Не знаю, но я хочу сама сыграть эту песню. Я скажу маме, чтобы мне купили такой рояль, как у тебя…

— Ну, такой вряд ли, а другой — другой, но очень похожий на этот, родители тебе смогут купить.

Потом я сыграл ей, растерявшись, по памяти что-то из «Детского альбома», но она уже не слушала, и, серьезная и спокойная, я даже не успел предложить провести ее домой, выскользнула из моей квартиры.

1.09.1972

Сегодня моя Дагни пошла в первый класс, а вечером мы с ней отпраздновали это эпохальное событие. Вначале пили с ней чай в столовой — она потребовала полной праздничной сервировки, потом играли на рояле — по очереди и в четыре руки. Два года занятий не прошли даром, у Дашки большие способности, думаю, музыкальная школа через годик ей будет по силам, пока она такая крошечная, такая маленькая, или это мне только кажется?

— Грэг, — сказала она, — помнишь, ты обещал, когда я пойду в школу и буду совсем взрослая, ты мне прочитаешь рассказ о Дагни, и я пойму, почему ты меня так называешь.

— А ты помнишь, взрослая моя Дагни, как тебе тяжело было произносить мое имя — Георгий, — и ты сказала, что будешь, пока не подрастешь, называть меня Григом, как композитора? Я тогда ответил — зови меня лучше Грэгом, а подрастешь, тогда вернемся к Георгию.

— Ладно тебе, Грэг! У нас в классе, оказывается, два Георгия, зачем еще тебя переиначивать? Оставайся Грэгом пока, а там видно будет…

— Уговорила. Так что — читаем рассказ, или еще подрастешь?
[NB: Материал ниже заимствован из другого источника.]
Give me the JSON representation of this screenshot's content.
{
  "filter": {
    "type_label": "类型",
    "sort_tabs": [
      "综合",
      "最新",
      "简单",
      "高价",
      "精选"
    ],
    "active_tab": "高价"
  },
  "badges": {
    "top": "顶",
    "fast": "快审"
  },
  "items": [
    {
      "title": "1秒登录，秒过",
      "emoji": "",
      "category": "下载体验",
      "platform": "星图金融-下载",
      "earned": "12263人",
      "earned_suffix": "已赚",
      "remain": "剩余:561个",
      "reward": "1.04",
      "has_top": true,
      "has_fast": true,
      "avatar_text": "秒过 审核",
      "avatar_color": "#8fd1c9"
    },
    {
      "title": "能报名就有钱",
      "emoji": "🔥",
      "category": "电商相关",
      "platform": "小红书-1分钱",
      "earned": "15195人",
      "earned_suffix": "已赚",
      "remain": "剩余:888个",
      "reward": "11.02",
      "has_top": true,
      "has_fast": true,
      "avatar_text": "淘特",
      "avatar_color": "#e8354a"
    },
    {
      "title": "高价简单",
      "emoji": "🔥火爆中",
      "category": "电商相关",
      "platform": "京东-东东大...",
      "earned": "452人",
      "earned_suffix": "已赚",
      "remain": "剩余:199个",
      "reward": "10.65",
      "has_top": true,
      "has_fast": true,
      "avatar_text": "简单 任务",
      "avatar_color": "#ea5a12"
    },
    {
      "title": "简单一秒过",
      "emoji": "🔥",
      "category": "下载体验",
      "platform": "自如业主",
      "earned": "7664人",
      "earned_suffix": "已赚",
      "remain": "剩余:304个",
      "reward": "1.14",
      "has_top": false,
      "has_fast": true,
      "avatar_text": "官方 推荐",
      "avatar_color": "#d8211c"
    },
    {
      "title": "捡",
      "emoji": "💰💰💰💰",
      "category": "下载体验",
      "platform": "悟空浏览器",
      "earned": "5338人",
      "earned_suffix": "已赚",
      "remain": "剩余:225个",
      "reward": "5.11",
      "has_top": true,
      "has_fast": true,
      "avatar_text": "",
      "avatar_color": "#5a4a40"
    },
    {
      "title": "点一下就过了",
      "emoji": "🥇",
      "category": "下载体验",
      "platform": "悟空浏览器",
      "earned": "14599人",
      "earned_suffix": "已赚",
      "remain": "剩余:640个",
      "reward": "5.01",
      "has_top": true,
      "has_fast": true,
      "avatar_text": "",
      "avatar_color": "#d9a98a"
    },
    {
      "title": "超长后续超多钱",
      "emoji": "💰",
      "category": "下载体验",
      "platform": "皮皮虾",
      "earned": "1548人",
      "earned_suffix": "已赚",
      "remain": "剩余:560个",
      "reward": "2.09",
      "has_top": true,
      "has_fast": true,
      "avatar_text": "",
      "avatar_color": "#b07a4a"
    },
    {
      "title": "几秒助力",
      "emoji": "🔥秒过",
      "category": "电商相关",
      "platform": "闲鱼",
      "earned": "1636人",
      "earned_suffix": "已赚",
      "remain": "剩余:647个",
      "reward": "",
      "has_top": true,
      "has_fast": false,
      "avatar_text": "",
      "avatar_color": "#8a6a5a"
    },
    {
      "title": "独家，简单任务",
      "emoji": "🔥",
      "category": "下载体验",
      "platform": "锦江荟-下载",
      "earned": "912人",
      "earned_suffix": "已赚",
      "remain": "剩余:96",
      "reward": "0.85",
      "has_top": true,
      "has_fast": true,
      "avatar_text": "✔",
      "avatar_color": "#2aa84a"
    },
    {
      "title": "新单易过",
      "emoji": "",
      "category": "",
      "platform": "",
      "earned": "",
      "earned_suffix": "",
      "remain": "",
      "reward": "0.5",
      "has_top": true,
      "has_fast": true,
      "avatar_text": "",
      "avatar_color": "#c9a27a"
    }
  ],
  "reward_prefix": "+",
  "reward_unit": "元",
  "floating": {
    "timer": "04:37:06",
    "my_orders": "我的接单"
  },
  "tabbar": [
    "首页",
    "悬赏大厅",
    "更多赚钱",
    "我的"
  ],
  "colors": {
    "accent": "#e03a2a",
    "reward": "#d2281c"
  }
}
— Ну-у, Грэг, ты сказал, когда пойду в школу! Доставай книжку!

И я достал томик Паустовского, «Корзину с еловыми шишками»…

«Однажды Григ встретил в лесу маленькую девочку с двумя косичками — дочь лесника. Она собирала в корзину еловые шишки.

— Как тебя зовут, девочка? — спросил Григ.

— Дагни Педерсен, — вполголоса ответила девочка.

… — Слушай, Дагни, — сказал Григ, — я придумал. Я подарю тебе одну интересную вещь. Но только не сейчас, а лет через десять…

… Я напишу музыку, — решил Григ. — На заглавном листе я прикажу напечатать: «Дагни Педерсен — дочери лесника Хагерупа Педерсена, когда ей исполнится восемнадцать лет».

… Григ писал о глубочайшей прелести девичества и счастья.

Он писал и видел, как навстречу ему бежит, задыхаясь от радости, девушка с зелеными сияющими глазами. Она обнимает его за шею и прижимается горячей щекой к его седой небритой щеке. «Спасибо!» — говорит она, сама еще не зная, за что она благодарит его.

«Ты как солнце, — говорит ей Григ. — Как нежный ветер и раннее утро. У тебя на сердце расцвел белый цветок и наполнил все твое существо благоуханием весны. Я видел жизнь. Что бы тебе ни говорили о ней, верь всегда, что она удивительна и прекрасна…

Да будет благословенно все, что окружает тебя, что прикасается к тебе и к чему прикасаешься ты, что радует тебя и заставляет задуматься».

… «Он умер! — думала Дагни. — Зачем?» Если бы можно было увидеть его! Если бы он появился здесь! С каким стремительно бьющимся сердцем она побежала бы ему навстречу, обняла бы за шею, прижалась мокрой от слез щекой к его щеке и сказала бы только одно слово: «Спасибо!» — «За что?» — спросил бы он. — «Я не знаю... — ответила бы Дагни. — За то, что вы не забыли меня. За вашу щедрость. За то, что вы открыли передо мной то прекрасное, чем должен жить человек»…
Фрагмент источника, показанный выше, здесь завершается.